Whether JSON is more self-describing than CSV


question

Briefly (in no more than 250 words) and using suitable examples, explain what it means for an external representation to be self-describing, and whether we can say that JSON is more self-describing that CSVs.

my opinion

In my opinion, if a data model is self-describing, it can obtain the corresponding internal representation from the external representation. This means, a self-describing data model should not only include data but also contain a description which describe the logical and physical structure of the data.
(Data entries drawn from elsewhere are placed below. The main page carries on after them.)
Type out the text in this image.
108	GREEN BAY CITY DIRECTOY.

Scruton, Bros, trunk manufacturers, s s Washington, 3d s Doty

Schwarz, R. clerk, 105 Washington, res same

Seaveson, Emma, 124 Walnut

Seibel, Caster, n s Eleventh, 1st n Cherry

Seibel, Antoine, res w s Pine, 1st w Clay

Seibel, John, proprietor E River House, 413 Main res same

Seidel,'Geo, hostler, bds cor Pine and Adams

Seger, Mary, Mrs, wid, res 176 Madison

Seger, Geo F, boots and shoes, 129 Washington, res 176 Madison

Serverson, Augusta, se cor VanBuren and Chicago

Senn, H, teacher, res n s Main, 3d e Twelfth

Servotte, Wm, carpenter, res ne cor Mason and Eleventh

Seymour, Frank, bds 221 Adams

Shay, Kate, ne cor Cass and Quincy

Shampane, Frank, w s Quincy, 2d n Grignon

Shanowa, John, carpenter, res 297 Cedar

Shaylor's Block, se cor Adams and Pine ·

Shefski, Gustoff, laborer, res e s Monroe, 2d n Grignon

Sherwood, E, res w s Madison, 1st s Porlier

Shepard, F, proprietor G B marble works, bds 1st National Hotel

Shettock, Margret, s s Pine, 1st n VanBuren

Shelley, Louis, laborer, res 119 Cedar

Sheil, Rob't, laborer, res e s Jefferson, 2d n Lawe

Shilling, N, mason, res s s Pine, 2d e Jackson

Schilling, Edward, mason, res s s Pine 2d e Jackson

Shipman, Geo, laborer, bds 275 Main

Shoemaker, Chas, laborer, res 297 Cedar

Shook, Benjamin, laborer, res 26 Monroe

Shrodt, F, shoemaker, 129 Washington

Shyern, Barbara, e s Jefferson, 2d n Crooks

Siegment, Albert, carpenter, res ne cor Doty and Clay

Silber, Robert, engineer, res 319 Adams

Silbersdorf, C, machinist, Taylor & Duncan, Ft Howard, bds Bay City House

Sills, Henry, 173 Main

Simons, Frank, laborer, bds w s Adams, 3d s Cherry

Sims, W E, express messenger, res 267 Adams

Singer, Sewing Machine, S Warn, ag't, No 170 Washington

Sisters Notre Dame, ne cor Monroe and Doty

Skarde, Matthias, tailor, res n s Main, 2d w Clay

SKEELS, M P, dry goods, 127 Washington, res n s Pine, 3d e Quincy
For example: an external representation is “Alice”, “wfxian@263.net”, “divadpeng”. a self-describing data model could tell us “Alice” is name, “wfxian@263.net” is email and “divadpeng” is id, which means we don’t have to confused about the name and id and we can convert this external representation to an internal representation: rs(“Alice”) = “jiangtianpeng”, rs(“Emial”) = “wfxian@263.net”, rs(“Id”) = “divadpeng”. Of course, Self-describing includes not only these, but also restrictions on format, input, content, etc.

Speaking of the self-describing of csv and json, since the internal format corresponding to an external CSV/JSON description depends crucially on the CSV/JSON Schema that is used for validation, I think it’s inappropriate to say that JSON is more self-describing than CSV. If some pathological schemas do not describe the data well,they may have poor effects on validation and lead to poor self-describing of data models. However, in normal cases, CSV is not easily guessable and requires background knowledge. For instance, we don’t know the field names in CSV, but in json, we can easily get the field names corresponding to each attribute. From this point of view, it can be considered that JSON is more self-describing than CSVs.

references

  1. Jérôme Siméon, & Wadler, P. . (2003). The essence of xml. Acm Sigplan Notices, 38(1), 1-13.